3. MLCK (Myosin Light Chain Kinase)
- Ca²⁺/calmodulin-dependent autophosphorylation at Ser-160, Ser-234.
- Does not affect kinetics but increases sensitivity to inhibition by phosphorylated MLC.
- Amino-terminal region likely influences substrate interaction.
4. PKC (Protein Kinase C)
- Autophosphorylation at multiple sites (Ser-16, Thr-17, Thr-314, Thr-324, Thr-634, Thr-641) enhances activity.
- Increases phorbol ester affinity, reduces Ca²⁺ sensitivity.
- Influences substrate specificity, regulation, and downregulation.
5. Mos (MAPK Pathway Regulator)
- Autophosphorylation critical during GVBD (germinal vesicle breakdown).
- Stabilizes Mos for metaphase II arrest, prevents ubiquitin-mediated degradation.
- Possibly initiated by another kinase but sustained via autoP (esp. Ser-3).
6. Rhodopsin Kinase (RK/GRK1)
- Phosphorylates photoactivated rhodopsin (Rho)*.
- Autophosphorylation at Ser-488, Thr-489:
- Decreases affinity for phosphorylated Rho*.
- Facilitates enzyme-substrate complex dissociation via electrostatic repulsion.
7. Receptor Tyrosine Kinases (RTKs)
- Example: Insulin Receptor (IR):
- Autophosphorylation of Tyr-1146, Tyr-1150, Tyr-1151 enhances kinase activity.

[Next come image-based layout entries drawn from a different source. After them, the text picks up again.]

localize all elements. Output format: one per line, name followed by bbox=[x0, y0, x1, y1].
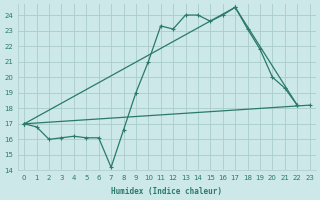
X-axis label: Humidex (Indice chaleur): Humidex (Indice chaleur) bbox=[111, 187, 222, 196]
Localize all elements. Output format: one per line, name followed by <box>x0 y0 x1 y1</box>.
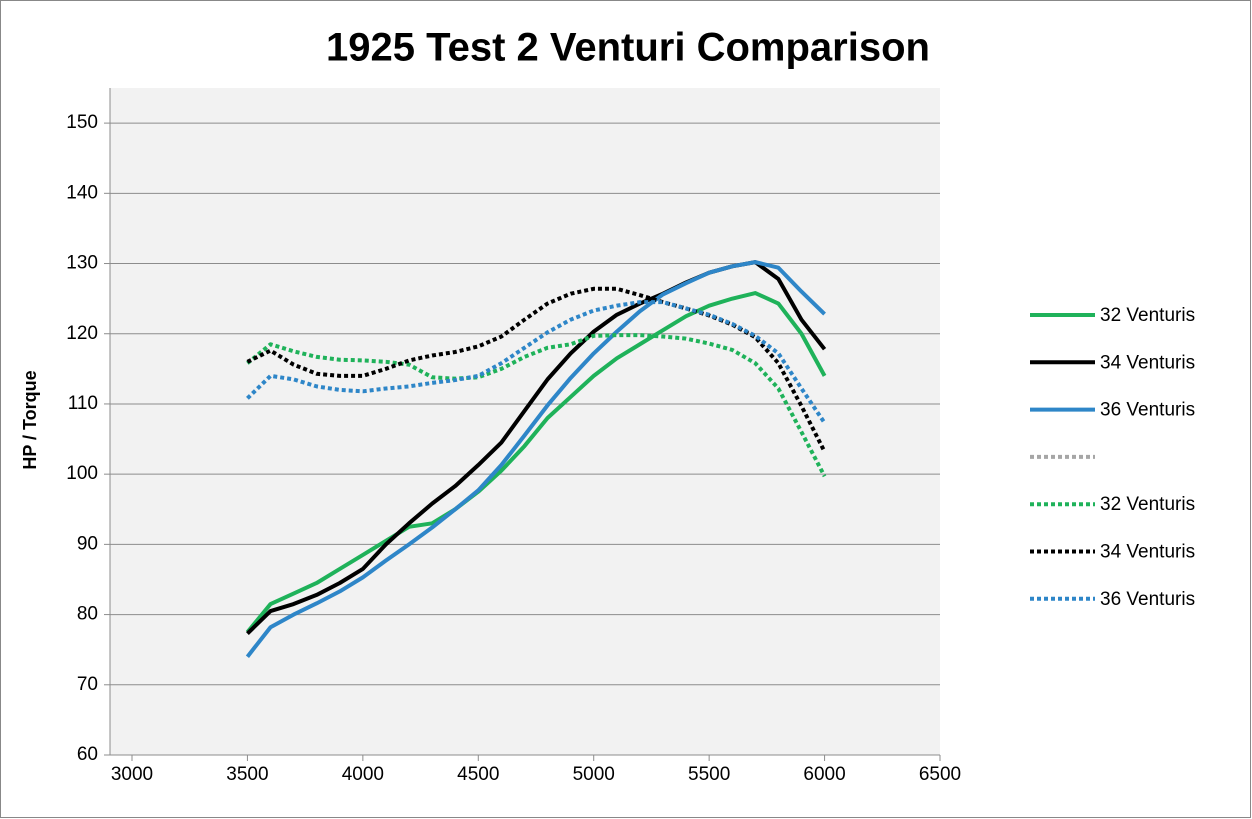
y-tick-label: 70 <box>77 674 98 695</box>
y-axis-label: HP / Torque <box>20 370 40 469</box>
x-tick-label: 4500 <box>457 764 499 785</box>
y-tick-label: 130 <box>66 253 98 274</box>
y-tick-label: 120 <box>66 323 98 344</box>
x-tick-label: 5500 <box>688 764 730 785</box>
x-tick-label: 4000 <box>342 764 384 785</box>
y-tick-label: 100 <box>66 463 98 484</box>
y-tick-label: 60 <box>77 744 98 765</box>
legend-label: 36 Venturis <box>1100 589 1195 610</box>
series-line <box>245 291 827 634</box>
x-tick-label: 3000 <box>111 764 153 785</box>
chart-title: 1925 Test 2 Venturi Comparison <box>326 26 930 70</box>
legend-label: 34 Venturis <box>1100 542 1195 563</box>
series-line <box>246 300 827 425</box>
y-tick-label: 150 <box>66 112 98 133</box>
x-tick-label: 6500 <box>919 764 961 785</box>
plot-area <box>110 88 940 755</box>
legend-label: 34 Venturis <box>1100 352 1195 373</box>
y-tick-label: 90 <box>77 533 98 554</box>
y-tick-label: 140 <box>66 182 98 203</box>
legend-label: 32 Venturis <box>1100 494 1195 515</box>
legend-label: 36 Venturis <box>1100 400 1195 421</box>
x-tick-label: 6000 <box>803 764 845 785</box>
x-tick-label: 3500 <box>226 764 268 785</box>
y-tick-label: 110 <box>68 393 98 414</box>
x-tick-label: 5000 <box>573 764 615 785</box>
series-line <box>245 260 826 658</box>
y-tick-label: 80 <box>77 604 98 625</box>
legend-label: 32 Venturis <box>1100 305 1195 326</box>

- Enables insulin-independent activity.
- Tyr-1316, Tyr-1322 act as negative regulators.
- RTKs cluster into 3 groups: EGFR, IR (tetrameric), PDGFR.
8. Src Family Kinases
- Positive regulation: AutoP near catalytic site enhances activity.
- Negative regulation: AutoP in C-terminal tail inhibits activity.
- Family members: c-Src, c-Yes, Fyn, c-Fgr, Lck, Hck, Lyn, Blk.
Functional Effects of Autophosphorylation
- Catalytic activity enhancement.
- Altered sensitivity or specificity for allosteric effectors.
- Protection or targeting for proteolysis.
- Membrane association modulation.
- Endocytosis regulation.
- Mediating protein-protein interactions.
“Autophosphorylation impacts virtually all aspects of kinase function."
Evolutionary Perspectives
- Two models:
- Autophosphorylation domains evolved from unrelated phosphorylation sites (possibly as competitive inhibitors).
- Post-fusion evolution: Autophosphorylation sites evolved after regulatory and catalytic domains combined, allowing opportunistic regulation.
- The diversity of autoP sites suggests second pathway is more likely.
Discussion Highlights
- Common themes:
- Triggered by regulatory ligands.
- Multiple sites phosphorylated, often following kinase domain specificity.
- Enhances ligand and substrate affinity, prolonging activation.
- Tissue-specific variations modulated by phosphatases.
- Philosophical thought:
- “It is an error in logic to assume that autophosphorylation has relevance in all instances, but equally flawed to dismiss its importance where functional effects are yet unobserved.”
- AutoP as a unifying and flexible mechanism of kinase regulation—context-dependent, tissue-dependent, dynamic.
Future Questions
- How do specific autoP patterns affect cell-specific signaling and disease states?
- Can engineered autoP sites be used to modulate kinase behavior for therapeutic purposes?
- How does autophosphorylation crosstalk with other PTMs (e.g., ubiquitination, acetylation)?
RD’s Takeaways
- Love the breadth of autoP effects—from enzyme activity to degradation control!
- The dual role in activating and inhibiting kinases (e.g., Src) is fascinating—context matters!
- Insightful for kinase signaling pathway models—adds complexity beyond linear cascades.